The Urgency of Softness

There is no hiding place. The current pandemic has freed some of my deepest anxieties from the confines of my mind and allowed them to walk in the global sphere. I have been forced to sit and negotiate with my fears — to understand when they were born, when and why they grew wings… to thank for the times they protected me, and to ask them for mercy when they overwhelm me.

On a daily basis, I speak to the child in myself who has been re-traumatized by this moment. I strive to offer her the soothing that I know she desires from a parent. I speak to my adult self who is oftentimes overly analytical, self-critical and anxious. I offer her a safe space to rest, cry, and discover herself outside of the confines of productivity. I speak to my future self whose image is oftentimes obscured by the seemingly endless present. Through meditation, I call her into existence. She gifts me with stories of hope, dreams fulfilled, abundance and longevity. She holds the me of today, and the me of yesterday, and, for a fleeting moment, we are a trinity. Individually, we are broken, but as a singular body we have discovered the joy of completion.

The sweetness dissolves before it is savored. Soon, the voice of my future self is swallowed by the sound of sirens. I am forced to locate myself in New York in the middle of a pandemic. I can no longer see the face of my future self. Her body is taken by flashing lights. My current and younger self mourn. They collapse into each other.

In speaking to loved ones, I speak as someone who is 50, 25, and 16 simultaneously. I have learned to celebrate, rather than critique this coexistence. In a time of great loss, death and grief, what does it mean to recognize that I am alive not only in one form, but in several? The knowledge of this gives me the opportunity to not only to tend to my immediate needs, but the needs that I have always had.

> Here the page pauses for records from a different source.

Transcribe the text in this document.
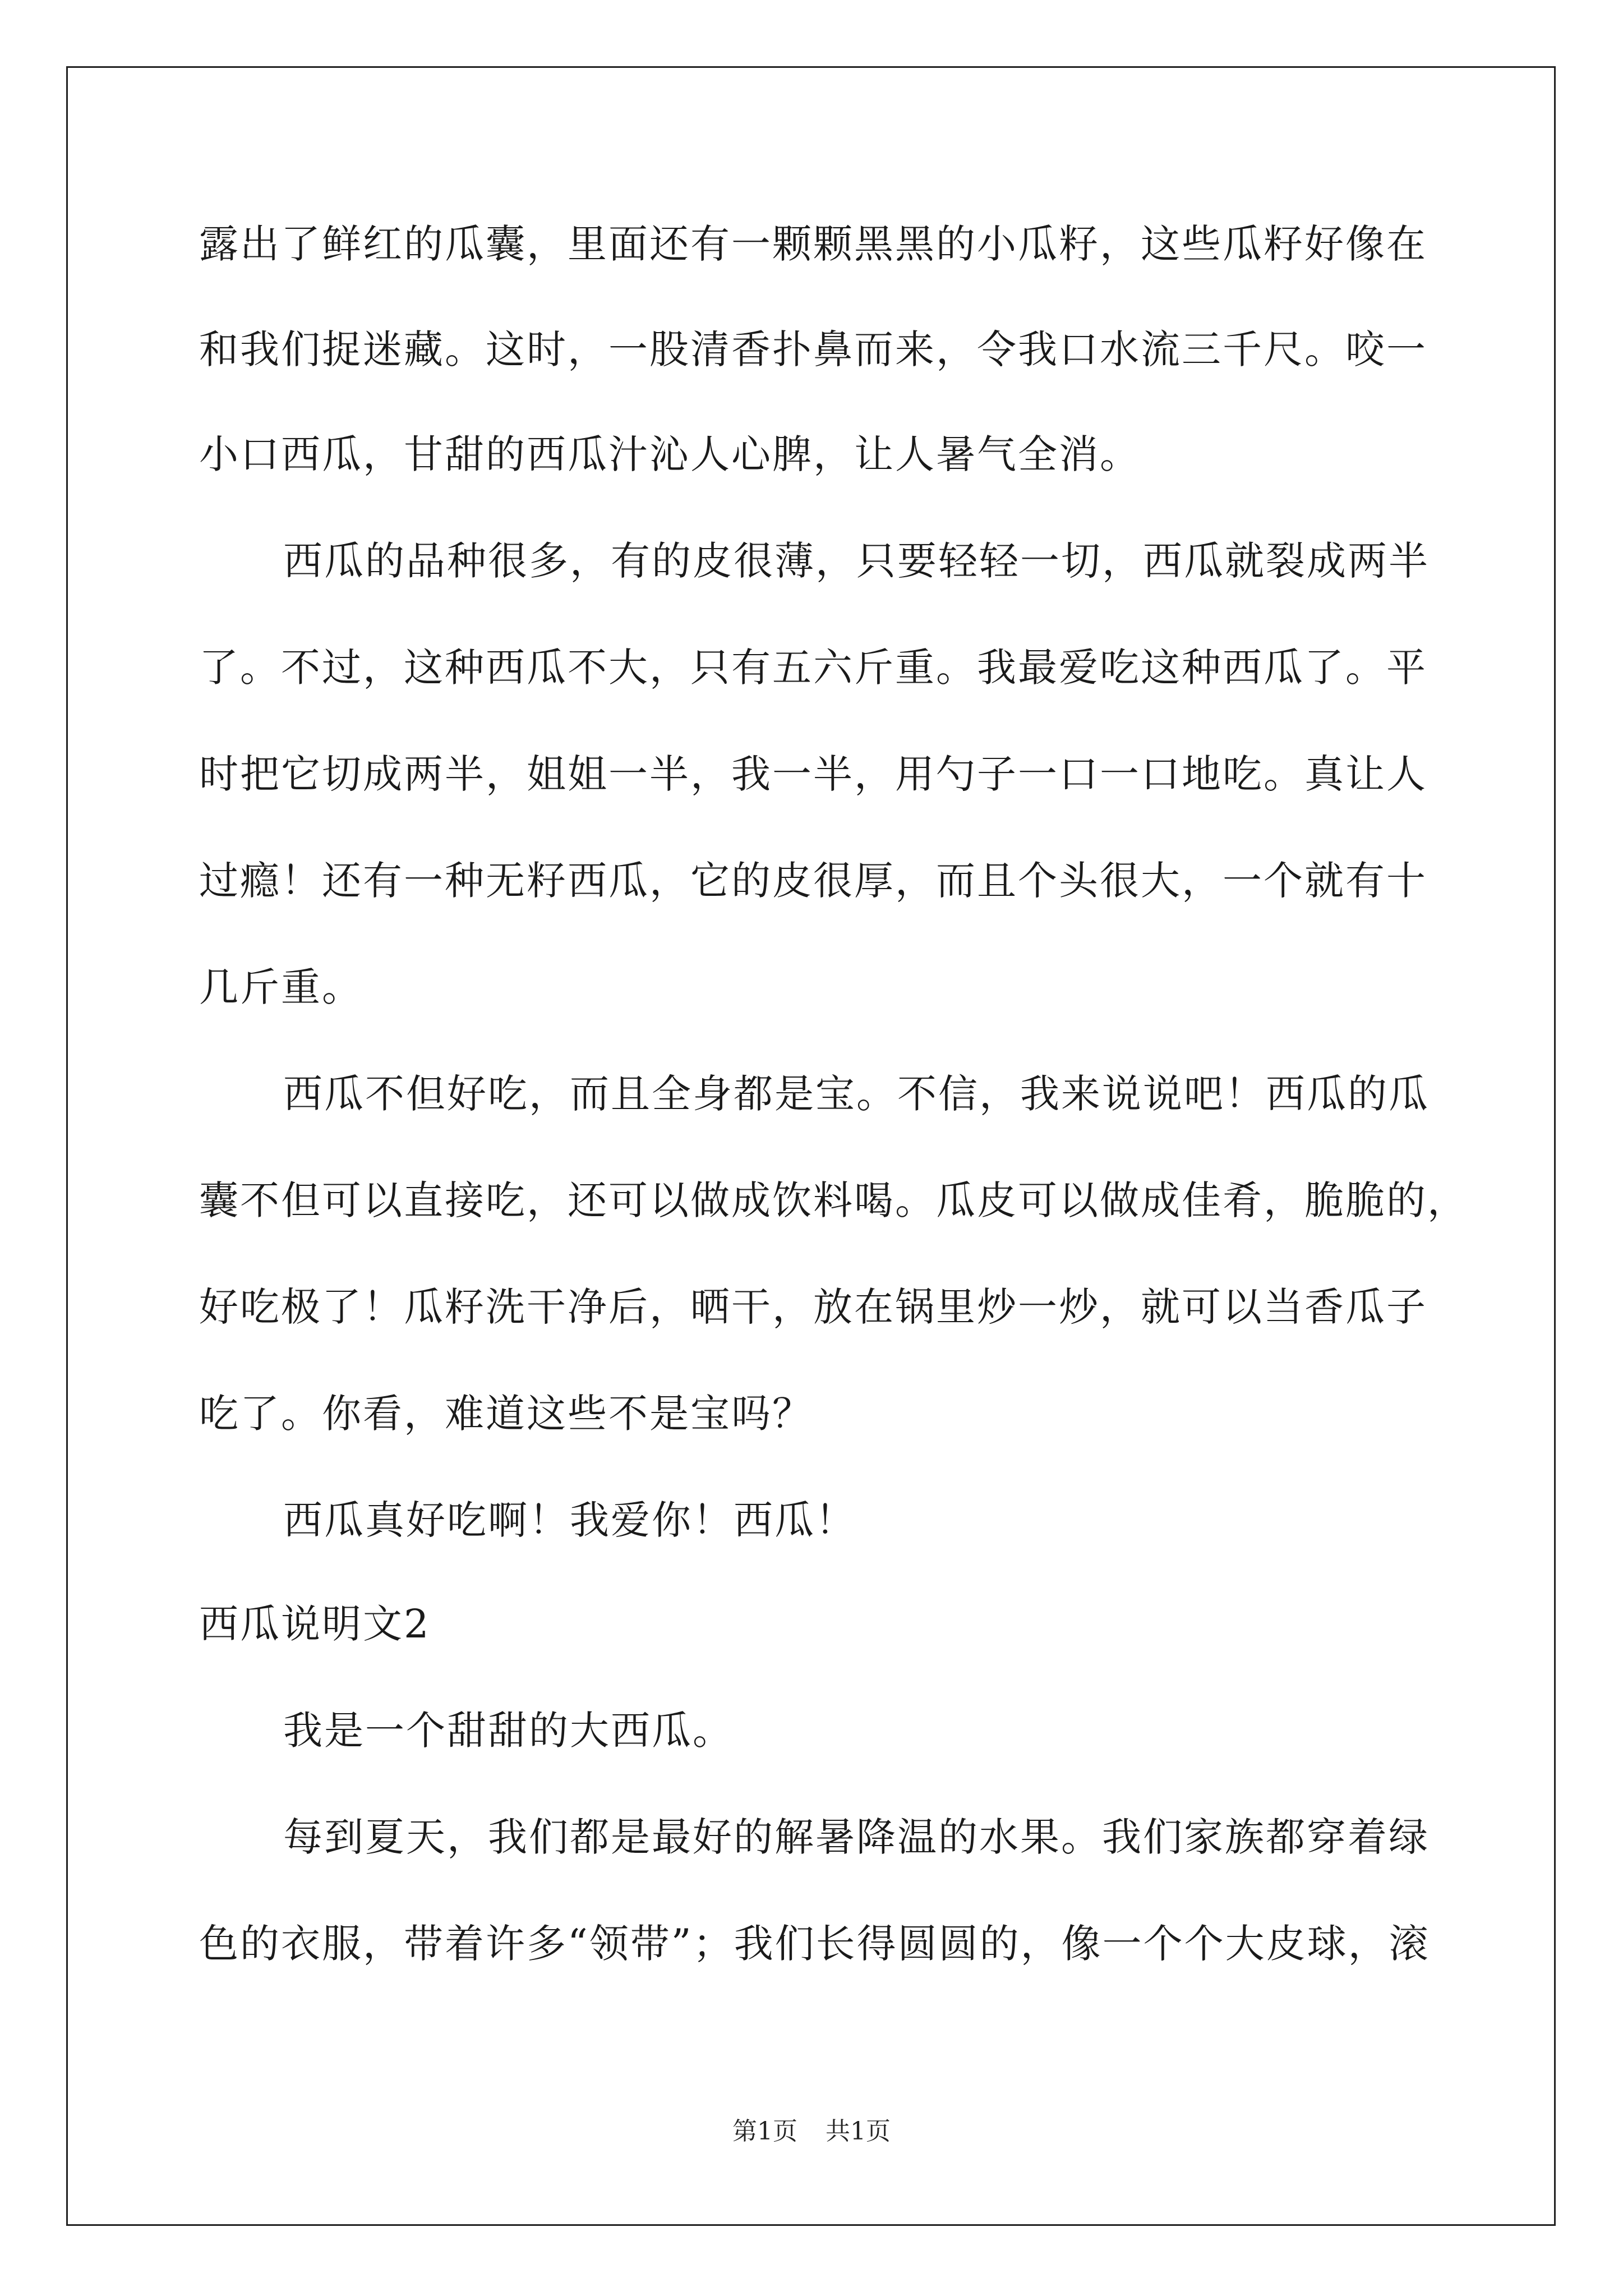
露出了鲜红的瓜囊，里面还有一颗颗黑黑的小瓜籽，这些瓜籽好像在
和我们捉迷藏。这时，一股清香扑鼻而来，令我口水流三千尺。咬一
小口西瓜，甘甜的西瓜汁沁人心脾，让人暑气全消。
西瓜的品种很多，有的皮很薄，只要轻轻一切，西瓜就裂成两半
了。不过，这种西瓜不大，只有五六斤重。我最爱吃这种西瓜了。平
时把它切成两半，姐姐一半，我一半，用勺子一口一口地吃。真让人
过瘾！还有一种无籽西瓜，它的皮很厚，而且个头很大，一个就有十
几斤重。
西瓜不但好吃，而且全身都是宝。不信，我来说说吧！西瓜的瓜
囊不但可以直接吃，还可以做成饮料喝。瓜皮可以做成佳肴，脆脆的，
好吃极了！瓜籽洗干净后，晒干，放在锅里炒一炒，就可以当香瓜子
吃了。你看，难道这些不是宝吗？
西瓜真好吃啊！我爱你！西瓜！
西瓜说明文2
我是一个甜甜的大西瓜。
每到夏天，我们都是最好的解暑降温的水果。我们家族都穿着绿
色的衣服，带着许多“领带”；我们长得圆圆的，像一个个大皮球，滚
第1页 共1页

I’ve learned how important this in my worst moments of panic. In moments where fear has gripped me so tightly that each word has become a separate sentence. Typically, I try to use logic to calm my nerves, but there are times where this strategy falls flat. When I have the capacity to listen closely, I frequently discover that it is my younger self who is panicking. She isn’t asking for rationalization. She is asking to be listened to, for compassion and companionship.

Sometimes I fail and feel like I have prematurely entered motherhood at a time where I am most fragile. At other times, I accept the challenge, perform an internal needs assessment and gather enough strength to do something beautiful like write this blog.

In any case, this time is teaching me that my need to be soft is urgent. It cannot wait. I have to be soft, so that I can hear and feel all that is happening inside of me. My softness is not cute and, or presentable. It’s unpredictable, messy, and sends me to the depths of my personal traumas while it simultaneously introduces me to the possibility of healing. My softness does not allow me to answer “how are you?” with pleasantries. It requires a rawness that may scare those who have never made room for me, or any other Black woman, to experience emotions outside of strength.

While it sometimes feels like I’m doing this work alone, I am aware that I’m being held tightly by loved ones who consistently show me that distance does not have to be the enemy of intimacy. Loved ones who have barely found their footing, but are still confident enough to support my collapsed body. Speaking to them reminds me of outside and tomorrow. I wrap their warm words around me like a shawl and the trinity outlasts the sirens.